アメリカ合衆国とニックネームの由来 その48 The Evergreen State

ワシントン(The State of Washington)の州都はオリンピア(Olympia)。最大の都市はシアトル(Seattle)です。ワシントン州は、モミ(Douglas fir)、松(ponderosa)とか白松、トウヒ(spruce)、ヒマラヤ杉(cedar)など豊かな木材資源に恵まれています。ニックネームの「 The Evergreen State」は州議会で公式に承認されている名前ではありませんが、州の特色を的確に表しています。

日本から多くの移民が渡ったのがワシントン州です。1869年に旧会津藩の武士らがサンフランシスコ(San Francisco) に渡ったのをきっかけに西海岸への移住が始まったと記されています。シアトル(Seattle)、タコマ(Tacoma)両市への移民は1890年代から増え続け、1895年にはタコマ領事館が誕生します。広島、山口、熊本、鹿児島など各県からの移民たちは製材所や鉄道、農場,漁業、森林業など、過酷な労働に従事します。
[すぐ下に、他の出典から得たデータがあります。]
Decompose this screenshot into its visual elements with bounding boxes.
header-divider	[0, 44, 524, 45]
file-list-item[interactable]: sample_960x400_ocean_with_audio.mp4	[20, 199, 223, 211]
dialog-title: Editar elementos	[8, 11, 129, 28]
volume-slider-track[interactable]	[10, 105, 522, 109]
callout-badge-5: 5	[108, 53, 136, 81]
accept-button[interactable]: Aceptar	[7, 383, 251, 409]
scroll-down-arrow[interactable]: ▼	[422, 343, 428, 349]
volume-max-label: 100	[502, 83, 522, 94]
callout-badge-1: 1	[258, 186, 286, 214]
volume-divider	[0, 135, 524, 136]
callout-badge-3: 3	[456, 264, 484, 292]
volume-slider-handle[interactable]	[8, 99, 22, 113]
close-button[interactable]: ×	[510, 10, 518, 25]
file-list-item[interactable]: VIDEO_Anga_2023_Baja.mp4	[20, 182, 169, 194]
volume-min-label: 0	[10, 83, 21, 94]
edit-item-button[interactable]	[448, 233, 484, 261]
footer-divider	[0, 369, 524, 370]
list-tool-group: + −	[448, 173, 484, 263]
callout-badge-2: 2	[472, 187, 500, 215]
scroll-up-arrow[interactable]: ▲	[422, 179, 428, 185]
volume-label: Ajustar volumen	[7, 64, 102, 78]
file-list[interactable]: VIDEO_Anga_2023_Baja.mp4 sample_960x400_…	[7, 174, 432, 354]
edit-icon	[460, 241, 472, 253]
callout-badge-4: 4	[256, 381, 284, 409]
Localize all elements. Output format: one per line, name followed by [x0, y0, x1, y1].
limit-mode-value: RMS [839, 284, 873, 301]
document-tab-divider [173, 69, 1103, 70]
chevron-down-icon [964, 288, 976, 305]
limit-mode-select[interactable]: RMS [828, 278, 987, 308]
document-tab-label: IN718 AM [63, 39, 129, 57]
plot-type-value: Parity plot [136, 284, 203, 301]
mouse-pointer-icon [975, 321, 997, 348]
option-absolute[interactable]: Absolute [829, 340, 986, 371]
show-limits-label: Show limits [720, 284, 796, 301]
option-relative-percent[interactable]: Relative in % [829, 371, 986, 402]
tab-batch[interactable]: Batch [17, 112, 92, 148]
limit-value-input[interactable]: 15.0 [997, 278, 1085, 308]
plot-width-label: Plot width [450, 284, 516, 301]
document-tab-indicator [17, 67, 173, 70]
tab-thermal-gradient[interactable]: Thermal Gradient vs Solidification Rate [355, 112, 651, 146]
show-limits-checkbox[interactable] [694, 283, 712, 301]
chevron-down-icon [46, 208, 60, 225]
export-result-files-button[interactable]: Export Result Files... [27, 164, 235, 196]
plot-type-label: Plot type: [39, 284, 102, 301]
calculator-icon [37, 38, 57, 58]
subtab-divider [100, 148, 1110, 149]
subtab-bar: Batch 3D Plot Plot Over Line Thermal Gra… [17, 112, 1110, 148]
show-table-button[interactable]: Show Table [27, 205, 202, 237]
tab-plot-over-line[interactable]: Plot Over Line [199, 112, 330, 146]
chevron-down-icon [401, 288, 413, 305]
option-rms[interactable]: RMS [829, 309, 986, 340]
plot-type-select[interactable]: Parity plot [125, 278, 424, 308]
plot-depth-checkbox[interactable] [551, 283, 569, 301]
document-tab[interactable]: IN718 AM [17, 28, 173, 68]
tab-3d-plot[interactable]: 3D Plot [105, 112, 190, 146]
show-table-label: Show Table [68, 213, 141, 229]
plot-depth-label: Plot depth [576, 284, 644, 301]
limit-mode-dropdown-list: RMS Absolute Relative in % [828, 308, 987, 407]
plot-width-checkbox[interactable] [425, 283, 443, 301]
当時は、人種差別が根深く広まっていた頃です。「ヒマラヤ杉に降る雪」(Snow Falling on Cedars)という小説が1995年に作られます。作家はデヴィッド・グターソン(David Guterson)。その内容ですが1954年の冬、日系アメリカ人漁師のカズオは同僚を殺害した第一級殺人容疑で罪に問われます。地元新聞記者は、カズオの容疑を晴らす可能性の高い証拠をつかみます。彼自身は、幼馴染でカズオの妻であるハツエとの過去の恋愛関係に対する感傷を抱いています。さらに日系アメリカ人への厳しい偏見と第二次大戦という時代背景によって、新聞記者は得た証拠をどのように扱うべきかを苦しみます。「Snow Falling on Cedars」は1995年のフォークナ(William Faulkner)賞受賞作品です。